Data structure for concurrency

I'm trying to write a program that will eventually run concurrently on multiple cores.
I have a dataset that consists of multiple files, and I'd like to parallelize loading the data.

So I defined a stuct like this

struct Dataset {
    items: Arc<Mutex<Vec<DataItem>>>,
}

That lets me load data in parallel.
Later on I'd also like to do other operations on my data in parallel. I quickly learned that I can't write a getter that returns a reference to a single DataItem when the definition above is used.

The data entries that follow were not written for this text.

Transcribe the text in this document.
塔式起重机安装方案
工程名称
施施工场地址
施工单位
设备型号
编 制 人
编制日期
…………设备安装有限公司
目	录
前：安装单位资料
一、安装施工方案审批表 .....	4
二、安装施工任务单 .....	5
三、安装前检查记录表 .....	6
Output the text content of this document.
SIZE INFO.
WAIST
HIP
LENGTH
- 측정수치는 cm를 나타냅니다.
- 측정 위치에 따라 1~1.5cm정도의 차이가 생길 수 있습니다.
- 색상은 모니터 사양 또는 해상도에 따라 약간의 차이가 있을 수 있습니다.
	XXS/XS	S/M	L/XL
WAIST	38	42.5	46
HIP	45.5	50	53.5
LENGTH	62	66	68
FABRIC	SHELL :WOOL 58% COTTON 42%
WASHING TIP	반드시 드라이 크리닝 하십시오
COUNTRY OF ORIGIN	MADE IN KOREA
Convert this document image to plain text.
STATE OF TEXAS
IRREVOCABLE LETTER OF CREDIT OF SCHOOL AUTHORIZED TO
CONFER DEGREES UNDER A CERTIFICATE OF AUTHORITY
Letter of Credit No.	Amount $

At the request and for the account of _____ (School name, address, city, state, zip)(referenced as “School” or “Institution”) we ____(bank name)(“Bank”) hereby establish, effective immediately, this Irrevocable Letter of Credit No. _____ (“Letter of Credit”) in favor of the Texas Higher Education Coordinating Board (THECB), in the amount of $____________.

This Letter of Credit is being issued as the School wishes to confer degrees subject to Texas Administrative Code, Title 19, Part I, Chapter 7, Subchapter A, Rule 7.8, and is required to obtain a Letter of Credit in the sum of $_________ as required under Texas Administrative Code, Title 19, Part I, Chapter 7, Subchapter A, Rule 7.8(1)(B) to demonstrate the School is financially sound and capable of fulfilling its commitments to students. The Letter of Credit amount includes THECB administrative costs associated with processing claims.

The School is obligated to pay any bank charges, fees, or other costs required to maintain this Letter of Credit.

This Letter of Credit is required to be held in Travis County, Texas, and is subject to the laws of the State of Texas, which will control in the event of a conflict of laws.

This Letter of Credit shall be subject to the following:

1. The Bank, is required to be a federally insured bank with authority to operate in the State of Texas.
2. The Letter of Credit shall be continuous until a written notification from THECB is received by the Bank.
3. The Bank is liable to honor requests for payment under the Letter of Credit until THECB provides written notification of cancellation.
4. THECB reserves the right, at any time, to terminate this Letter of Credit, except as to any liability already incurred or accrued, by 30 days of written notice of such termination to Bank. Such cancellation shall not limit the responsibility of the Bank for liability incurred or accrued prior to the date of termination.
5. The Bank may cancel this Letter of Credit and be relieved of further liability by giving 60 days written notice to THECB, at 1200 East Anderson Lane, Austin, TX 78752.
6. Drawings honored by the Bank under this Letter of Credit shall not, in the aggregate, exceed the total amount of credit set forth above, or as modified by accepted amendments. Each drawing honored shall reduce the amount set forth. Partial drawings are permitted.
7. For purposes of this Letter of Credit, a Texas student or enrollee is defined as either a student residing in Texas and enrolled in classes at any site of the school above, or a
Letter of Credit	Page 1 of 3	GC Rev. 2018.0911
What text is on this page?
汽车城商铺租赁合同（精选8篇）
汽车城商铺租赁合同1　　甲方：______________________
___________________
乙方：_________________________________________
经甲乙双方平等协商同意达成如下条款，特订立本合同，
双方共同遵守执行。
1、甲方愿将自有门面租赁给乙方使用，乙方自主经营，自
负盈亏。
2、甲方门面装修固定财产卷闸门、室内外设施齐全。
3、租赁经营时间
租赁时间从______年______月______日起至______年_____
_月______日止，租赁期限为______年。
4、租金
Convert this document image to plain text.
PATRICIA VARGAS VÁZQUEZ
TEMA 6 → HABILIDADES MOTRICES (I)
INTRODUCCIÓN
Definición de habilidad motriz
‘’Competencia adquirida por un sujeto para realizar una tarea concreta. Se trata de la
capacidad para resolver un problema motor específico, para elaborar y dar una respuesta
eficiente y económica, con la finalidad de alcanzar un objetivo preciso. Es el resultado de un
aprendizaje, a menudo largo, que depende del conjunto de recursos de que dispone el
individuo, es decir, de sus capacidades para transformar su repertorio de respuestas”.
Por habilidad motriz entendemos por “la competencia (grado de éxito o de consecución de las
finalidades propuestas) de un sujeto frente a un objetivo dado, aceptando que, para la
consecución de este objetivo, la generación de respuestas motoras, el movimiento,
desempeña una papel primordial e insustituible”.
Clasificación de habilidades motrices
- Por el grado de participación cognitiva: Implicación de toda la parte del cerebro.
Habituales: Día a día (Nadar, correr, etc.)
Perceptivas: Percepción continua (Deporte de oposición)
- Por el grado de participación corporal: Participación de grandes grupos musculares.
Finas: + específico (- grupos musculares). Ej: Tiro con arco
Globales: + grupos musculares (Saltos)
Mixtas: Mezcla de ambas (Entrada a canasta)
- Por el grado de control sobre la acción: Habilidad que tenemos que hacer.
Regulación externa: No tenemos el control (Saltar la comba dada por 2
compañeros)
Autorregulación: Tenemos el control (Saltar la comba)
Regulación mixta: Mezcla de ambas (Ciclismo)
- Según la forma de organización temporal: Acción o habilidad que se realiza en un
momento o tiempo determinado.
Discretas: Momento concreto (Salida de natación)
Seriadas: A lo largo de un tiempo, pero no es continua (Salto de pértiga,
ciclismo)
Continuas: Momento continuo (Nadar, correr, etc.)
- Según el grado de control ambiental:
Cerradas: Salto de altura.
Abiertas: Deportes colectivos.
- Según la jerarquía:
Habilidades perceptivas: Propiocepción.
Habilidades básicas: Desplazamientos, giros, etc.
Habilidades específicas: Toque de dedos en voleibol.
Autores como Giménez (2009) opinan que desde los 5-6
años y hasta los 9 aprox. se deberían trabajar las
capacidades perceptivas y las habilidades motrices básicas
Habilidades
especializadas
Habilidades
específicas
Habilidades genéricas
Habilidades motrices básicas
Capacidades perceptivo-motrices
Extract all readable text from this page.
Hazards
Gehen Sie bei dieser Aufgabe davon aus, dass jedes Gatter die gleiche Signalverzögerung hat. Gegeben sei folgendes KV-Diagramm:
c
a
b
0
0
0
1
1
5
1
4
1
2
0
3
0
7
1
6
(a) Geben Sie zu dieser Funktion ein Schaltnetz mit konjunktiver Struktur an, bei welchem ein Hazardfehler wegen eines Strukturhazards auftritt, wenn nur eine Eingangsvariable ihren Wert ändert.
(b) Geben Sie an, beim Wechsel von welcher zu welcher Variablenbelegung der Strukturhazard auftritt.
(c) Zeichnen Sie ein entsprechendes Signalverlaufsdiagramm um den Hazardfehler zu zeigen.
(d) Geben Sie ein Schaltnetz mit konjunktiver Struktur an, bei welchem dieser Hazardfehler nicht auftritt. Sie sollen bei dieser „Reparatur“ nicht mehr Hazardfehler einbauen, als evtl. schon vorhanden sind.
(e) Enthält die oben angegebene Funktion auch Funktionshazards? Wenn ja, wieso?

After thinking about it a bit, that seems correct.

I can make that work if I change the struct definition to this:

struct Dataset {
    items: Arc<Mutex<Vec<Arc<Mutex<DataItem>>>>>,
}

That just looks insane!
Is there a better way to solve this than to bring out the Arc<Mutex<_>> hammer?

Well, you could clean it up a bit with:

type Shared<T> = Arc<Mutex<T>>;

struct SharedDataItem(Shared<DataItem>);

struct DataSet {
    items: Shared<Vec<SharedDataItem>>;
}

You could investigate refactoring to avoid Mutexes entirely and simply send data around with channels, with an actor pattern.

This structure is technically correct for shared mutable access. The only way to make it better is to avoid sharing.

For example, can you load the data into multiple independent Vecs? e.g.

struct Dataset {
   item_batches: Vec<Vec<DataItem>>
}

This way each (inner) Vec could be loaded by a separate thread, and you'd collect these at the end:

let item_batches = files.into_par_iter().map(load_file).collect();

Or if you want Vec<DataItem>, you can concatenate multiple independent Vecs into one - on a single thread, after all loader threads finish.

rayon has plenty of parallel iterator methods for this.

3 Likes

Thanks for the suggestions!

I think I'll go with the idea from @RedDocMD for now.
That way I can attach relevant manipulation methods to the wrapping struct and hide the locking from callers.